Про замечательную акустику БЗК Кауфман был наслышан и уверен в ней. Но хоть парой фраз опробовать новый для себя зал хотел и он. Однако качество настройки рояля не удовлетворило маэстро Хельмута Дойча. Инструмент "лечили" до последнего, от чего начало задержали минут на 20-25, а певец вышел на сцену, шагнув в неизведанное…

Но вот что значит полноценная вокальная форма, в которой приехал в Москву Кауфман! Если в Мюнхене он нащупывал баланс между форте и пиано аж до пятой песни "Липа", то для пристрелки к нашему залу певцу, на мой слух, понадобилось не более половины первого романса Gute Nacht (Доброй ночи). Чуть утрированная, скандированная дикция начальных фраз, дабы поймать отзвук, сменилась привычной мягкостью, и завершилась на "…мои шаги бесшумны, не скрипнула дверь" дивным пианиссимо. На контрасте, attacca прозвучал бурный Die Wetterfahne (Флюгер), ещё ярче последующие Gefror'ne Tränen (Застывшие слёзы). Кому то так понравилось, что по окончании пару хлопков раздалось! Хотя предупреждённый зал стоически держался от аплодисментов до финала.

Erstarrung (Оцепенение) очень хорошо было по движению и Хельмут Дойч здесь как-то особо выпукло подавал материал. В памятной Der Lindenbaum (Липа) как раз начало показалось уставшим тембром – всё же 8-й концерт подряд! Но уже во втором куплете вокальная "канифоль" исчезла, а финальное: "Милый, приди ко мне! Здесь твой дом…" слушалось, как блаженство.

Wasserflut (Половодье) – вот когда в одном номере сошлись и полноценное оперное форте и тончайшее пиано. В следующем Auf dem Flusse (На реке) запомнилась глубокая сосредоточенность. В кульминации верхняя дека потолка БЗК дружески отрезонировала на редкое в камерном Шуберте могучее фортиссимо Кауфмана.

Единственный номер, который не вполне убедил, показался клочковатым, Rückblick (Воспоминание).

Но в следующем Irrlicht (Блуждающий огонёк) ждала памятная по прошлому разу цезура, сладко играющая нервами слушателя, настолько "на грани", что замирает внутри и думаешь: "ой, забыли текст". И нижняя нота тенора, баритонально бархатная, подарочная.

Rast (Отдых) так и прошёл, в соответствии с названием. Frühlingstraum (Весенняя грёза) была изящна, пауза столь же вкусна, а легато обоих исполнителей просто шёлковым.

Einsamkeit (Одиночество) после предыдущего света спето особенно горько и выразительно.

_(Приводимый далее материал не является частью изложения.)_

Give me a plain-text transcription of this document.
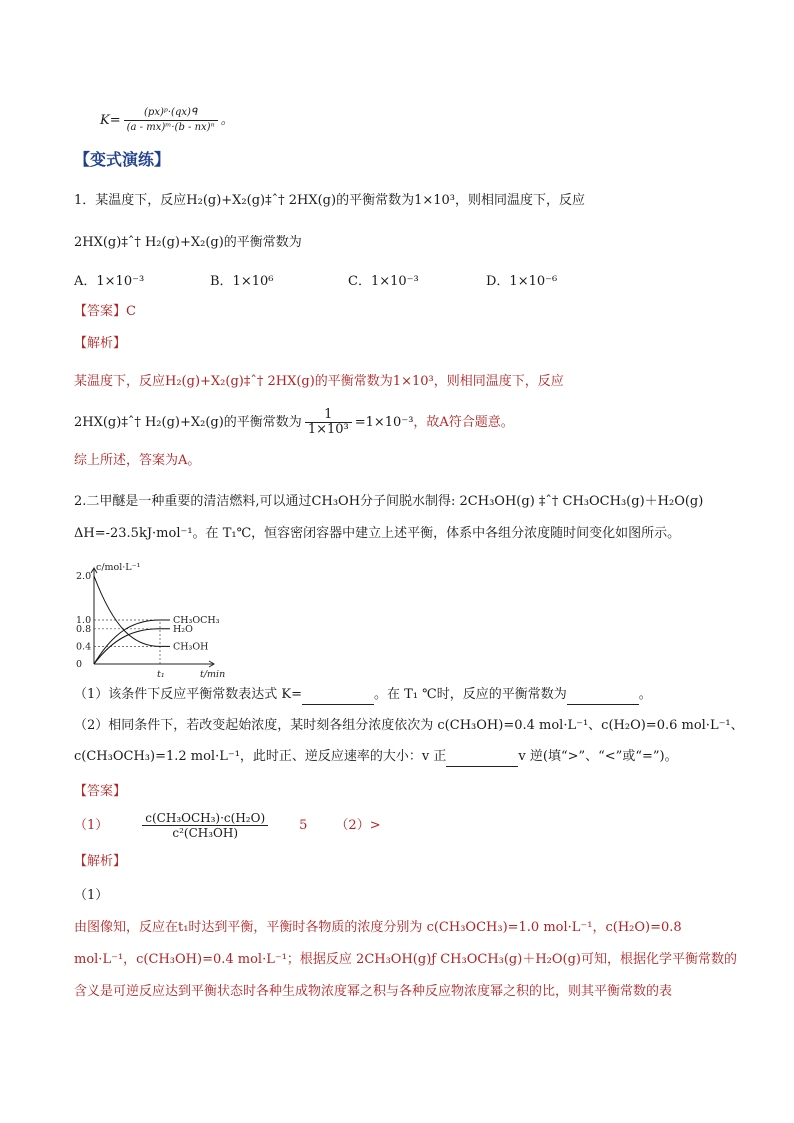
$K= \frac{\text{(px)ᵖ·(qx)ᑫ}}{\text{(a - mx)ᵐ·(b - nx)ⁿ}}$ 。
【变式演练】
1．某温度下，反应H₂(g)+X₂(g)‡ˆ† 2HX(g)的平衡常数为1×10³，则相同温度下，反应
2HX(g)‡ˆ† H₂(g)+X₂(g)的平衡常数为
A．1×10⁻³	B．1×10⁶	C．1×10⁻³	D．1×10⁻⁶
【答案】C
【解析】
某温度下，反应H₂(g)+X₂(g)‡ˆ† 2HX(g)的平衡常数为1×10³，则相同温度下，反应
2HX(g)‡ˆ† H₂(g)+X₂(g)的平衡常数为 $\frac{1}{\text{1×10³}} =1\times 10^{-3}$，故A符合题意。
综上所述，答案为A。
2.二甲醚是一种重要的清洁燃料,可以通过CH₃OH分子间脱水制得: 2CH₃OH(g) ‡ˆ† CH₃OCH₃(g)＋H₂O(g)
ΔH=-23.5kJ·mol⁻¹。在 T₁℃，恒容密闭容器中建立上述平衡，体系中各组分浓度随时间变化如图所示。
c/mol·L⁻¹
t/min
0
0.4
0.8
1.0
2.0
t₁
CH₃OCH₃
H₂O
CH₃OH
（1）该条件下反应平衡常数表达式 K=	。在 T₁ ℃时，反应的平衡常数为	。
（2）相同条件下，若改变起始浓度，某时刻各组分浓度依次为 c(CH₃OH)=0.4 mol·L⁻¹、c(H₂O)=0.6 mol·L⁻¹、
c(CH₃OCH₃)=1.2 mol·L⁻¹，此时正、逆反应速率的大小：v 正	v 逆(填“>”、“<”或“=”)。
【答案】
（1）	$\frac{\text{c(CH₃OCH₃)·c(H₂O)}}{\text{c²(CH₃OH)}} 5$ （2）>
【解析】
（1）
由图像知，反应在t₁时达到平衡，平衡时各物质的浓度分别为 c(CH₃OCH₃)=1.0 mol·L⁻¹，c(H₂O)=0.8
mol·L⁻¹，c(CH₃OH)=0.4 mol·L⁻¹；根据反应 2CH₃OH(g)ƒ CH₃OCH₃(g)＋H₂O(g)可知，根据化学平衡常数的
含义是可逆反应达到平衡状态时各种生成物浓度幂之积与各种反应物浓度幂之积的比，则其平衡常数的表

Мастерски акцентированные синкопы в Die Post (Почта) ненадолго разбавили всё мрачнеющий музыкальный колорит. Следующая Der greise Kopf (Седина) и встык начатый Die Krähe (Ворон) показались особо личными для солиста по духу. Letzte Hoffnung (Последняя надежда) – про последний жёлтый лист на дереве, как прелюдия к драматичному монологу Im Dorfe (В деревне): "Не давайте мне спать, гремящие цепи! Я порвал со своими мечтаниями!"

Вообще, последние шесть песен по растущему напряжению создавали ощущение пружины.

Опять оперное форте в Der stürmische Morgen (Грозовом утре), и следом attacca как танцующий лучик Täuschung (Иллюзия). Про Der Wegweiser (Путевой столб) нет слов, чтобы выразить, только много восклицательных знаков в пометках. И всегда этот номер особо трогает, а здесь сотворили Космос. По словам маэстро Дойча для него самый любимый и определяющий романс Das Wirtshaus (Постоялый двор). Он явно удался обоим в этот раз, пианиста хотелось именно здесь отметить. А солист ещё раз показал всю палитру от форте до трёх пиано.

Простоватая Mut (Смелость) была начата неожиданно мягко, но "Смело в бой, против ветра и снега!" прозвучало удальски, наотмашь. Die Nebensonnen (Мнимые солнца) – темп чуть живее, чем на CD, прощальное теноровое фортиссимо (ах, как они ценны, эти трубные ноты, когда изредка и по делу!) и уже нечто потустороннее в истаивающих аккордах фортепиано. Но финальный Der Leiermann (Шарманщик) услышался не таким безнадежным, как обычно. Не застылость замерзающего на льду старика, а картинка-воспоминание уже о давнем, отболевшем.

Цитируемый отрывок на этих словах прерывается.